Is wsrep single-threaded?

I’m comparing the performance of XtraDB Cluster with XtraDB using sysbench. What I’ve seen makes me think that wsrep is single-threaded.

For example, I run a sysbench oltp test on the database host. The results are identical for XtraDB (with no replication) and a single cluster node with ‘wsrep_on = OFF’. In both cases, the total execution time for a mixed read/write workload falls from 400 sec to 100 sec as the number of (sysbench) threads is increased from 1 to 8.

However, when ‘wsrep_on = ON’, the total execution time for a single node remain almost constant as threads are added. There is only a small decrease from 400 to 360 sec when a second (sysbench) thread is added but no further change with additional threads.

This is an artificial test and I’m not proposing to run a single node cluster!

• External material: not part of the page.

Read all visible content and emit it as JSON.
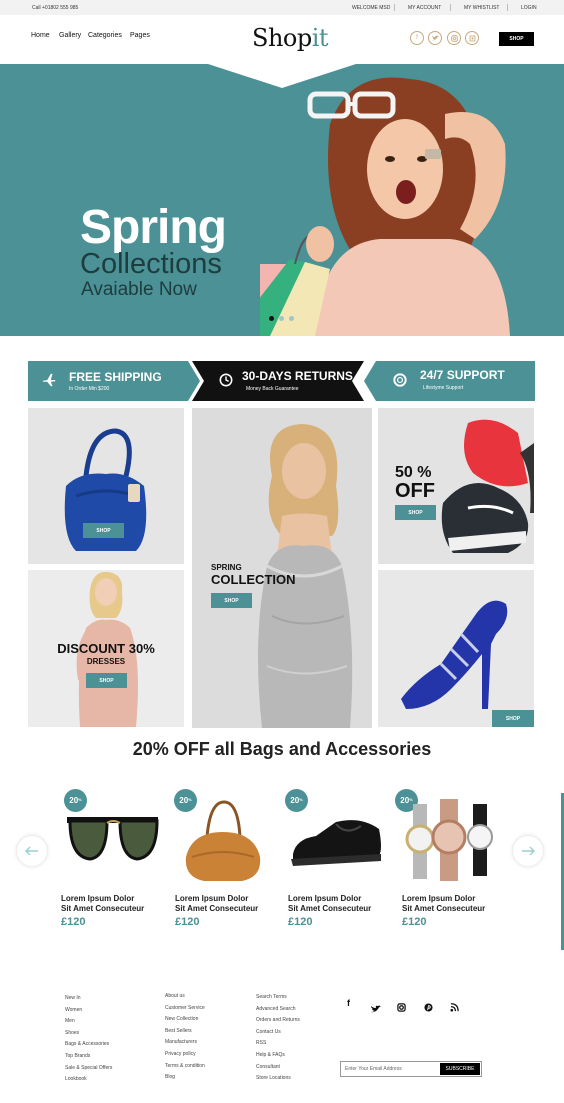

However, it seems to show that processes which XtraDB can process in parallel, a single node XtraDB Cluster (with wsrep_on = ON) processes in serial. Can anyone confirm that or is there some other explanation?

What you are seeing is the introduction of “CERTIFICATION” to the commit process by enabling wsrep. The lifecyle of a transaction in Galera looks like this:

  1. Source node: transaction works as normal, client does COMMIT (or autocommit)
  2. On Commit:
    a) transaction is replicated to all nodes in the cluster (if any) – GTID cluster-wide transaction ordering is determined here.
    b) transaction is certified, if it fails the client gets a “deadlock”. This will only can happen if conflicting writes were replicated before this transaction.
    c) if certification passes, local node does normal innodb commit
  3. On other nodes (if any),
    a) node synchronously receives transaction (from 2a)
    b) transaction is certified, if fails transaction is dropped (no reply to source node).
    c) transaction is applied (this can be done in parallel when it safe and if you set wsrep_slave_threads > 1)
    d) transaction is committed locally

There are important points here were transactions are serialized in the stream. They are:

  • 2a
  • 2b (and by extension 2c)
  • on the other nodes (if any) 3b and 3d

This serialization is because you can’t just intersperse random transactions together in any old order and actually get nodes that have the same data.

All this being said, certification must be done serially and that does tend to slow some things down a bit, even on a single node cluster. innodb_flush_log_at_trx_commit=1 tends to make this effect worse (in my testing). Galera 3 (and PXC 5.6 which is in beta in our experimental repos) is supposed to be more efficient at certification, so I’d be interested to see how your tests run there (been meaning to do this myself).

Thanks for the clear explanation. Performance improved by an order of magnitude when I set [COLOR=#252C2F]innodb_flush_log_at_trx_commit=2. I realise that there is a risk of losing 1 sec of transactions if a server fails but it seems to be a safe choice in a clustered environment (unless all the nodes fail!).

Precisely. I’ve been wondering if 5.6/Galera 3 improves this at all, but I haven’t gotten to testing it yet.